“Sustained high inflation, unless addressed effectively, could result in unanchoring of inflation expectations and their second order effects,” Shaktikanta Das said in the minutes of the central bank’s monetary policy meeting held earlier this month. “This necessitates appropriate monetary policy response to prevent upward drift in inflation from the target rate.”
Retail inflation in India had eased to 7.01% in June, but the print stayed over the RBI‘s tolerance ceiling of 6% for the sixth consecutive month. Consumer prices in India had surged to an eight-year high at 7.80% in April. The wholesale inflation has been in the double-digit for 15 consecutive months.
At the latest policy review, the central bank had left its inflation forecast unchanged at 6.7% for this fiscal year and said the print is only expected to move within the comfort band in the fourth quarter.
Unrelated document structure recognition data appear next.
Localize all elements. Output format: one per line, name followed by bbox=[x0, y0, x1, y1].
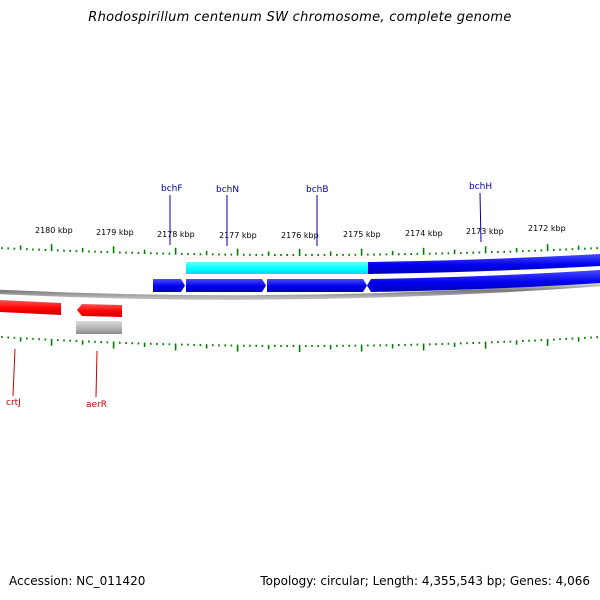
chromosome-backbone bbox=[0, 281, 600, 300]
gene-feature-crtJ[interactable] bbox=[0, 300, 61, 315]
gene-feature-bchN[interactable] bbox=[186, 279, 266, 292]
scale-label-2173: 2173 kbp bbox=[466, 227, 504, 236]
gene-label-bchF[interactable]: bchF bbox=[161, 184, 183, 194]
gene-feature-aerR[interactable] bbox=[77, 304, 122, 317]
gene-feature-bchF[interactable] bbox=[153, 279, 185, 292]
inner-scale-ruler bbox=[1, 336, 599, 352]
scale-label-2176: 2176 kbp bbox=[281, 231, 319, 240]
accession-text: Accession: NC_011420 bbox=[9, 574, 146, 588]
gene-label-crtJ[interactable]: crtJ bbox=[6, 398, 21, 408]
genome-summary-text: Topology: circular; Length: 4,355,543 bp… bbox=[260, 574, 590, 588]
scale-label-2178: 2178 kbp bbox=[157, 230, 195, 239]
gene-label-bchH[interactable]: bchH bbox=[469, 182, 492, 192]
gene-feature-bchH[interactable] bbox=[367, 270, 600, 292]
forward-feature-band[interactable] bbox=[368, 254, 600, 274]
label-line-crtJ bbox=[12, 348, 16, 397]
gene-label-bchB[interactable]: bchB bbox=[306, 185, 329, 195]
gene-label-bchN[interactable]: bchN bbox=[216, 185, 239, 195]
outer-scale-ruler bbox=[1, 244, 599, 256]
label-line-aerR bbox=[95, 350, 98, 398]
label-line-bchH bbox=[479, 192, 482, 243]
gray-feature-block[interactable] bbox=[76, 321, 122, 334]
scale-label-2175: 2175 kbp bbox=[343, 230, 381, 239]
scale-label-2174: 2174 kbp bbox=[405, 229, 443, 238]
genome-title: Rhodospirillum centenum SW chromosome, c… bbox=[88, 10, 512, 25]
scale-label-2177: 2177 kbp bbox=[219, 231, 257, 240]
gene-label-aerR[interactable]: aerR bbox=[86, 400, 107, 410]
scale-label-2172: 2172 kbp bbox=[528, 224, 566, 233]
scale-label-2179: 2179 kbp bbox=[96, 228, 134, 237]
scale-label-2180: 2180 kbp bbox=[35, 226, 73, 235]
highlight-region-band[interactable] bbox=[186, 262, 368, 274]
gene-feature-bchB[interactable] bbox=[267, 279, 367, 292]
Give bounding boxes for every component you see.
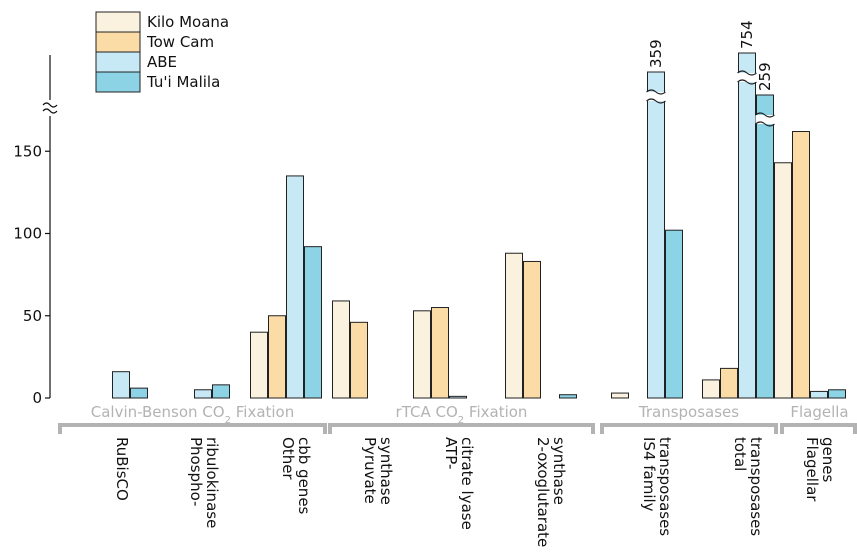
axis-break-mark bbox=[42, 102, 58, 114]
bar bbox=[286, 175, 304, 399]
bar bbox=[559, 394, 577, 399]
legend: Kilo Moana Tow Cam ABE Tu'i Malila bbox=[95, 11, 229, 93]
category-label: genes bbox=[819, 437, 837, 482]
bar-value-label: 359 bbox=[647, 39, 665, 68]
bar bbox=[413, 310, 431, 399]
group-bracket bbox=[58, 423, 327, 434]
legend-label: Tu'i Malila bbox=[146, 73, 220, 91]
group-bracket bbox=[780, 423, 857, 434]
bar bbox=[720, 367, 738, 399]
y-tick-label: 100 bbox=[13, 225, 42, 243]
group-label: Transposases bbox=[638, 403, 739, 421]
group-bracket bbox=[328, 423, 595, 434]
legend-label: Tow Cam bbox=[146, 33, 214, 51]
category-label: transposases bbox=[747, 437, 765, 536]
bar bbox=[350, 321, 368, 399]
legend-swatch bbox=[95, 11, 141, 33]
category-label: Phospho- bbox=[187, 437, 205, 506]
legend-swatch bbox=[95, 31, 141, 53]
bar bbox=[792, 131, 810, 399]
bar bbox=[738, 52, 756, 399]
bar bbox=[212, 384, 230, 399]
bar-value-label: 754 bbox=[738, 20, 756, 49]
category-label: total bbox=[731, 437, 749, 471]
y-tick-label: 50 bbox=[23, 307, 42, 325]
bar-break-gap bbox=[646, 92, 666, 101]
bar bbox=[523, 260, 541, 399]
bar bbox=[268, 315, 286, 399]
bar bbox=[130, 387, 148, 399]
bar bbox=[112, 371, 130, 399]
axis-break-gap bbox=[44, 102, 56, 114]
category-label: transposases bbox=[656, 437, 674, 536]
group-label: Calvin-Benson CO2 Fixation bbox=[91, 403, 295, 426]
category-groups: Calvin-Benson CO2 Fixation rTCA CO2 Fixat… bbox=[58, 403, 857, 434]
legend-label: Kilo Moana bbox=[147, 13, 229, 31]
bar bbox=[431, 307, 449, 399]
group-label: rTCA CO2 Fixation bbox=[396, 403, 528, 426]
y-tick-label: 0 bbox=[32, 389, 42, 407]
category-label: ATP- bbox=[442, 437, 460, 469]
legend-label: ABE bbox=[147, 53, 177, 71]
bar bbox=[828, 389, 846, 399]
bar-break-mark bbox=[755, 112, 775, 127]
bar-break-mark bbox=[646, 89, 666, 104]
category-label: Pyruvate bbox=[361, 437, 379, 504]
bar bbox=[665, 229, 683, 399]
bar bbox=[774, 162, 792, 399]
y-axis: 0 50 100 150 bbox=[13, 55, 58, 407]
bar bbox=[810, 390, 828, 399]
bar bbox=[702, 379, 720, 399]
bar bbox=[505, 252, 523, 399]
bar bbox=[647, 71, 665, 399]
category-label: ribulokinase bbox=[203, 437, 221, 528]
legend-swatch bbox=[95, 71, 141, 93]
category-label: cbb genes bbox=[295, 437, 313, 515]
bar bbox=[332, 300, 350, 399]
category-label: citrate lyase bbox=[458, 437, 476, 530]
bar bbox=[250, 331, 268, 399]
group-label: Flagella bbox=[790, 403, 848, 421]
bar-break-mark bbox=[737, 70, 757, 85]
bar bbox=[756, 94, 774, 399]
bar bbox=[611, 392, 629, 399]
bar-break-gap bbox=[737, 73, 757, 82]
y-tick-label: 150 bbox=[13, 142, 42, 160]
bar bbox=[449, 395, 467, 399]
category-label: Other bbox=[279, 437, 297, 480]
category-label: synthase bbox=[377, 437, 395, 505]
category-label: Flagellar bbox=[803, 437, 821, 502]
bar-value-label: 259 bbox=[756, 62, 774, 91]
category-label: synthase bbox=[550, 437, 568, 505]
category-label: IS4 family bbox=[640, 437, 658, 512]
bar bbox=[194, 389, 212, 399]
category-label: 2-oxoglutarate bbox=[534, 437, 552, 547]
bar-break-gap bbox=[755, 115, 775, 124]
bar bbox=[304, 246, 322, 399]
legend-swatch bbox=[95, 51, 141, 73]
category-label: RuBisCO bbox=[113, 437, 131, 501]
group-bracket bbox=[600, 423, 778, 434]
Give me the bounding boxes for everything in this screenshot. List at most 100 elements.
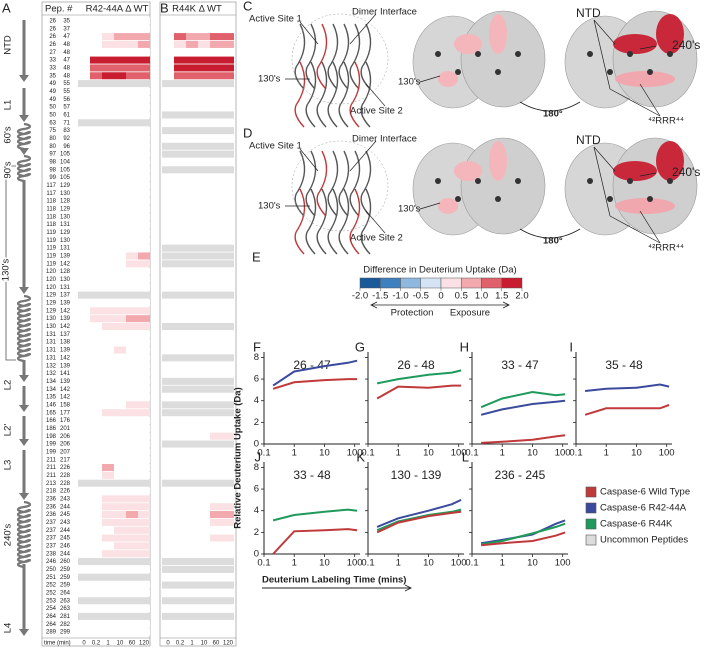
annotation: 130's (398, 204, 421, 215)
heat-cell (210, 134, 222, 142)
heat-cell (78, 511, 90, 519)
heat-cell (102, 197, 114, 205)
heat-cell (114, 495, 126, 503)
heat-cell (126, 346, 138, 354)
heat-cell (186, 495, 198, 503)
annotation: 130's (398, 77, 421, 88)
heat-cell (222, 330, 234, 338)
heat-cell (198, 503, 210, 511)
annotation: NTD (576, 6, 601, 20)
heat-cell (90, 346, 102, 354)
heat-cell (102, 550, 114, 558)
heat-cell (114, 299, 126, 307)
heat-cell (78, 542, 90, 550)
column-header: R42-44A Δ WT (86, 4, 149, 15)
heat-cell (90, 299, 102, 307)
heat-cell (114, 440, 126, 448)
peptide-end: 142 (60, 355, 71, 361)
panel-label: K (356, 449, 365, 464)
pointer (593, 19, 611, 90)
legend-swatch (585, 502, 597, 514)
peptide-start: 198 (46, 434, 57, 440)
heat-cell (126, 127, 138, 135)
peptide-end: 139 (60, 379, 71, 385)
heat-cell (90, 417, 102, 425)
heat-cell (102, 64, 114, 72)
heat-cell (162, 228, 174, 236)
scale-tick-label: 1.0 (475, 291, 488, 302)
heat-cell (162, 503, 174, 511)
heat-cell (186, 299, 198, 307)
heat-cell (126, 283, 138, 291)
panel-label: G (355, 339, 365, 354)
heat-cell (78, 565, 90, 573)
ribbon (294, 150, 306, 217)
surface (612, 137, 698, 235)
heat-cell (174, 518, 186, 526)
heat-cell (90, 581, 102, 589)
heat-cell (198, 393, 210, 401)
uncommon-peptide (162, 354, 234, 362)
heat-cell (90, 64, 102, 72)
heat-cell (174, 213, 186, 221)
heat-cell (78, 417, 90, 425)
heat-cell (114, 526, 126, 534)
heat-cell (162, 221, 174, 229)
peptide-start: 132 (46, 363, 57, 369)
heat-cell (138, 158, 150, 166)
heat-cell (222, 338, 234, 346)
heat-cell (90, 385, 102, 393)
heat-cell (186, 628, 198, 636)
heat-cell (78, 158, 90, 166)
heat-cell (138, 456, 150, 464)
heat-cell (114, 589, 126, 597)
heat-cell (90, 322, 102, 331)
heat-cell (198, 511, 210, 519)
peptide-end: 142 (60, 261, 71, 267)
heat-cell (78, 103, 90, 111)
strand-arrow (19, 148, 29, 155)
heat-cell (78, 111, 90, 119)
heat-cell (138, 260, 150, 268)
heat-cell (114, 236, 126, 244)
heat-cell (126, 72, 138, 80)
heat-cell (186, 338, 198, 346)
heat-cell (78, 518, 90, 526)
heat-cell (210, 620, 222, 628)
heat-cell (210, 283, 222, 291)
heat-cell (222, 432, 234, 440)
heat-cell (174, 503, 186, 511)
heat-cell (102, 166, 114, 174)
peptide-start: 251 (46, 575, 57, 581)
peptide-start: 165 (46, 410, 57, 416)
peptide-start: 254 (46, 606, 57, 612)
heat-cell (126, 511, 138, 519)
heat-cell (162, 495, 174, 503)
series-line (481, 531, 566, 547)
heat-cell (138, 424, 150, 432)
heat-cell (90, 448, 102, 456)
annotation: NTD (576, 133, 601, 147)
heat-cell (138, 87, 150, 95)
ribbon (316, 150, 328, 217)
peptide-start: 131 (46, 348, 57, 354)
ribbon-outline (291, 140, 389, 232)
heat-cell (222, 620, 234, 628)
annotation: 130's (258, 74, 281, 85)
uncommon-peptide (78, 573, 150, 581)
heat-cell (138, 534, 150, 542)
heat-cell (126, 33, 138, 41)
strand-arrow (19, 287, 29, 294)
heat-cell (126, 87, 138, 95)
heat-cell (198, 213, 210, 221)
heat-cell (210, 330, 222, 338)
heat-cell (102, 417, 114, 425)
region-label: 130's (1, 259, 12, 282)
x-tick-label: 10 (423, 558, 434, 569)
heat-cell (174, 56, 186, 64)
heat-cell (186, 330, 198, 338)
heat-cell (186, 283, 198, 291)
heat-cell (126, 401, 138, 409)
heat-cell (210, 189, 222, 197)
Uncertainty on inflation pressures in the global environment remains significant, MPC Member Shashanka Bhide said in the minutes, adding that prolonged Russia-Ukraine conflict and disruptions in supplies, especially for energy and food commodities are a major source of uncertainty for price trends.
“The direct impact of supply disruptions, even if targeted to some geographies, is quickly transmitted elsewhere to meet the overall demand supply imbalances. Weakening of many currencies against the US dollar also imparts inflationary pressures on the domestic economies of the other countries,” he said.
On Aug. 5, the RBI-led Monetary Policy Committee had increased the repo rate by 50 basis points to 5.4% to take it to the pre-pandemic levels, as it sought to bring down inflation to its comfort band and the move was in line with policy tightening by key central banks.
The MPC members, except for Jayanth R. Varma, had also voted for remaining focused on withdrawal of accommodation to ensure that inflation remains within the target going forward, while supporting growth.
“This statement confuses more than it clarifies,” Varma said in the minutes.
Withdrawal of accommodation cannot refer to the withdrawal of the pandemic era accommodation, but it can only mean withdrawal of the pre-pandemic accommodation that began with the rate cut from 6.50% to 6.25% in February 2019. “A plain reading of this resolution would then be that the MPC is focused on taking the repo rate back to 6.50%,” he said, adding that such an indication of a terminal repo rate of 6.50% is totally unwarranted in the situation that we are in.
Varma called for front loading policy rate hikes and said the choice for him was between 50, 60 and 75 basis points as inflation remained at unacceptably high levels while growth proved resilient.
“The logic of front loading argues in favour of a 75 basis point hike: it would establish the credibility of monetary policy beyond doubt, would help achieve a faster reduction in the inflation rate, and would hopefully reduce the terminal repo rate consistent with bringing inflation close to the target.”
However, he said a 75 basis point rate hike is quite unusual and in the context of market expectations of a 35-50 basis point hike, such a large hike risks being misinterpreted as a sign of panic, and could be unnecessarily disruptive.
The resolution should be interpreted only as stating that there is a high likelihood of further front-loaded tightening without restricting the freedom of the MPC to respond to the changing environment in a data driven manner, he added.
Deputy Governor Michael Debabrata Patra said the global outlook has become increasingly uncertain and tilted by downside risks. He flagged global growth concerns and said the probability of a recession or hard landing has risen to levels that preceded actual recessions in the past.
The “elephant in the room” is the unrelenting strength of the US dollar which has risen by over 8.3 per cent since March 31, 2022 just to set up a numeraire, he said.
While rupee had plunged to a record low in July and India has seen large outflows of foreign funds, MPC Member Ashima Goyal said FPIs are returning because India has better prospects among emerging markets, and the crash in currency and stock markets that they were waiting for in order to re-enter is proving unlikely.
“Attempting a soft landing for the economy is important, however. For this, policy rates should not depart far from equilibrium. Such an outcome also balances between those who gain from a rise in rates and those who lose from it,” she said.
RBI’s actions would continue to be calibrated, measured and nimble depending upon the unfolding dynamics of inflation and economic activity, Das said.